= Jen Bekman Gallery =

Jen Bekman Gallery is a former art gallery located at 6 Spring Street in New York City. It was established by Jen Bekman in March 2003 on Spring Street west of Bowery, and closed in August 2013. Bekman's goals were to help emerging artists become more appreciated, and to encourage a broader swath of people to feel comfortable buying art.
Jen Bekman Gallery exhibited the work of artists in the mediums of photography, works on paper, paintings and mixed media.

Jen Bekman Projects have included 20×200 (editioned prints at affordable prices) (2007–2013), Hey, Hot Shot! (an international competition for emerging photographers) (2004–2012), jen@joe (a revolving exhibition of photographs at Joe, affordably priced and available for purchase online only) (2003–2006), and Personism (a personal blog about design, photography, and current events) (2009–2010).

In 2006, Bekman was named an Innovator of the Year by American Photo. They wrote, "She's developing a new generation of photo artists and consumers."

==20×200==

About Four Thirty by William Wegman (2010)

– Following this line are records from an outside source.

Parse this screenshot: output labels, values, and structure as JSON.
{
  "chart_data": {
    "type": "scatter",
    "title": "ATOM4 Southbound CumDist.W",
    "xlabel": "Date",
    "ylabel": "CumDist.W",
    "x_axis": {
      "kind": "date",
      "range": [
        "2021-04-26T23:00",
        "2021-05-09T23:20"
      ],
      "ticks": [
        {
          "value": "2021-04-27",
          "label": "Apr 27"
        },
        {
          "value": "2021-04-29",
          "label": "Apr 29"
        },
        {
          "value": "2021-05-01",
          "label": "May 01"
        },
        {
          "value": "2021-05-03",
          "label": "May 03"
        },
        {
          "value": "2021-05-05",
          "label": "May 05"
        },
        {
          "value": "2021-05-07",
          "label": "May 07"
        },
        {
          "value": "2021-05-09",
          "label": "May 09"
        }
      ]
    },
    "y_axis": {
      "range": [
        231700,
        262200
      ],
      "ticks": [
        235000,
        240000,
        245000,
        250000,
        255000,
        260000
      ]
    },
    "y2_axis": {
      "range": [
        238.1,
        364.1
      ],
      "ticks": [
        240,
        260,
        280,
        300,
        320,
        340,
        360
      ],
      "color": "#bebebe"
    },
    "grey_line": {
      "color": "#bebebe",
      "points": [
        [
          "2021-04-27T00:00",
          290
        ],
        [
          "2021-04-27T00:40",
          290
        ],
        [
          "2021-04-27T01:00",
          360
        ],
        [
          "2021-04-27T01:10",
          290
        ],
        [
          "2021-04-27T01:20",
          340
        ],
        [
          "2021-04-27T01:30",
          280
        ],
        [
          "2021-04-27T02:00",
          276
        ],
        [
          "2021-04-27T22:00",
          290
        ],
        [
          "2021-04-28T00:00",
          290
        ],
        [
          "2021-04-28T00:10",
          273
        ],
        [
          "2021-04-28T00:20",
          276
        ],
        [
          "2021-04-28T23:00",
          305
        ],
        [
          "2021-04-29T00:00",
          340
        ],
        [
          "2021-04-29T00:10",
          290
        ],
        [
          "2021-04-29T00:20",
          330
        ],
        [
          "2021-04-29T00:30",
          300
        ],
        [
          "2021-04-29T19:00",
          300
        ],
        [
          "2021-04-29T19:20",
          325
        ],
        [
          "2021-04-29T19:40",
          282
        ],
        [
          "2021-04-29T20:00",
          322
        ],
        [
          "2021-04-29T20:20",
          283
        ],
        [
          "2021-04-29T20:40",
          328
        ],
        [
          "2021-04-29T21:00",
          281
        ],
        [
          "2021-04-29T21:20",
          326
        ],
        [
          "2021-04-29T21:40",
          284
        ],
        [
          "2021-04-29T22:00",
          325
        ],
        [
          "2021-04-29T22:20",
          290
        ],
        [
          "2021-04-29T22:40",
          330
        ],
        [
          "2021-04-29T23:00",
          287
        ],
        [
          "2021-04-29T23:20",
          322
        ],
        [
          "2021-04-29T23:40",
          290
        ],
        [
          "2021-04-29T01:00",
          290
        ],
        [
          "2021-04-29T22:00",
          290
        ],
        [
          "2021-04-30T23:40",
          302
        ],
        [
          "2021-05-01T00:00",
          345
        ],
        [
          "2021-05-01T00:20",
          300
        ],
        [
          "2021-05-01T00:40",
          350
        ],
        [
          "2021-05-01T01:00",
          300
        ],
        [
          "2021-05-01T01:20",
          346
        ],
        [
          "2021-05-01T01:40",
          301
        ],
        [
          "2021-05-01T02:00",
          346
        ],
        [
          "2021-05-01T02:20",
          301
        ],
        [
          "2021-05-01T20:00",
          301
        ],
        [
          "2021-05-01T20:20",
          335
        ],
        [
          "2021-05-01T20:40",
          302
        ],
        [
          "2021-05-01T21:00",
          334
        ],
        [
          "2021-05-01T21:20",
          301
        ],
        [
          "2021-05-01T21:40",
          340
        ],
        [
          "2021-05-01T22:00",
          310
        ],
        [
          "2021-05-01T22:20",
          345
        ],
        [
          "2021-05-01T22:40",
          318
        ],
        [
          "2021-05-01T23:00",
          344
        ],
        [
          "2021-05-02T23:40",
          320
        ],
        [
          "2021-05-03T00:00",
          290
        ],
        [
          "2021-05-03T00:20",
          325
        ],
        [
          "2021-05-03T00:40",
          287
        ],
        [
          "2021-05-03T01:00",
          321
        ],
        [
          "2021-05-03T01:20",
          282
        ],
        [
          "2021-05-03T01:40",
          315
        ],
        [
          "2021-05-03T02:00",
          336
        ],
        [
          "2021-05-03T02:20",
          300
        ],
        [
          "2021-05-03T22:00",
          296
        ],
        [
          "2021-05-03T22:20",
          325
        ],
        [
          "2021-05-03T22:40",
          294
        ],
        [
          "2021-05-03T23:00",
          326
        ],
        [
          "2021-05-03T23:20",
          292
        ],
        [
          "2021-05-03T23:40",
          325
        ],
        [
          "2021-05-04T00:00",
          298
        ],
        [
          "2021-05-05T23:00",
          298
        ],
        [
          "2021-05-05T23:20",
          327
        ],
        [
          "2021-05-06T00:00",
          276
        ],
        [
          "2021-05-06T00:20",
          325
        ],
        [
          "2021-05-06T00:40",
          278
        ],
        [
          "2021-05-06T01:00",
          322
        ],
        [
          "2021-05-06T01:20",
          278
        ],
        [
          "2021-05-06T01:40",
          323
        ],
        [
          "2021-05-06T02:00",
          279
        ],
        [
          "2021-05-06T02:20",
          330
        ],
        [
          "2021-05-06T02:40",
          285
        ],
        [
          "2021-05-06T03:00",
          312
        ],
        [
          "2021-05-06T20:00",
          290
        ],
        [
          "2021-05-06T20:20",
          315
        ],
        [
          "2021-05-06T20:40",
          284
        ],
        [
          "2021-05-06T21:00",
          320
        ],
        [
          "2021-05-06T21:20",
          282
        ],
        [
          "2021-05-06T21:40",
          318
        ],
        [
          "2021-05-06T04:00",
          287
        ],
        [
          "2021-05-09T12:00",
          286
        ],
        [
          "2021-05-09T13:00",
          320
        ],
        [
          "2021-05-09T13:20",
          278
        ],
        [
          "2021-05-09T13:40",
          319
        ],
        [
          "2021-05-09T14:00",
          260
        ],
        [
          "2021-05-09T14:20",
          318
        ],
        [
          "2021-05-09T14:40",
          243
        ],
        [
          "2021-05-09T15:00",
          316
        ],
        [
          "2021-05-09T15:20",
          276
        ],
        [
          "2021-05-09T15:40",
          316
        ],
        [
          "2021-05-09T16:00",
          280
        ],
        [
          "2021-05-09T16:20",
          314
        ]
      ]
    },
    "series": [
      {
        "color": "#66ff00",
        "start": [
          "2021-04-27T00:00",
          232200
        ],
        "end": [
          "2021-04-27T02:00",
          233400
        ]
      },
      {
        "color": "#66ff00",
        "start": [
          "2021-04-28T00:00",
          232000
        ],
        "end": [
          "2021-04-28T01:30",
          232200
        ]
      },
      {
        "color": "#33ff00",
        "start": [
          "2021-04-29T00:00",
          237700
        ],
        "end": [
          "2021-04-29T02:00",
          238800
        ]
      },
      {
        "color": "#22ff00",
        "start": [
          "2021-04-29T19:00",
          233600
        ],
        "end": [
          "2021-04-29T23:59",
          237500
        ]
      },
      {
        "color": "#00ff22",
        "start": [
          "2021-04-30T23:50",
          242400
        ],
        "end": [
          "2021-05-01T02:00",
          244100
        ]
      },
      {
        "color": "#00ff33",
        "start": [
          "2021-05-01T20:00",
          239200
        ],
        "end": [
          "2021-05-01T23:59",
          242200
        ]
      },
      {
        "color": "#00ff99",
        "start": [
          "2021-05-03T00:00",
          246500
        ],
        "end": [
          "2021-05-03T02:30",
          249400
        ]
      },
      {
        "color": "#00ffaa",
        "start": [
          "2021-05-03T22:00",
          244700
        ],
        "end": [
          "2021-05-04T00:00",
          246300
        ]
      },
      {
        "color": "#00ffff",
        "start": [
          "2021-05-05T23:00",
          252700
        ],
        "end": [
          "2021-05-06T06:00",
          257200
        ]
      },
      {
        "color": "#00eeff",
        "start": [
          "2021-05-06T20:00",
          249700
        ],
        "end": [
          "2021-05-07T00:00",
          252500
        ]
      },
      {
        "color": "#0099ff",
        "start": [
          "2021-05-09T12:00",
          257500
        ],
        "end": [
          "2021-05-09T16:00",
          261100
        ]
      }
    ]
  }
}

20×200 is an e-commerce site by Jen Bekman Projects that sells original artist editions at affordable prices. The company received $800,000 in Series A funding in October 2009, with an additional $2 million secured in August 2010.

When the business first launched, the smallest size was reprinted in the largest batch — an edition of 200 — and sold at the lowest price — $20. Hence the name 20×200 (pronounced: "twenty by two-hundred").

According to Bekman, the company brought in $2.5 million in revenue in 2010, including $100,000 worth of work by artist William Wegman in a single day in February.

In January 2013, 20x200 went offline and operations were suspended. The board of 20×200 including lead investor Tony Conrad resigned and the company's staff were dismissed. The company reportedly left hundreds of unfulfilled orders and owes vendors tens of thousands of dollars. Bekman has not commented publicly.

The site relaunched in April 2014 as a beta on youshouldbuyart.com, bringing back artist editions as well as expanding their public domain collection. The company later moved back to the original domain at 20x200.com.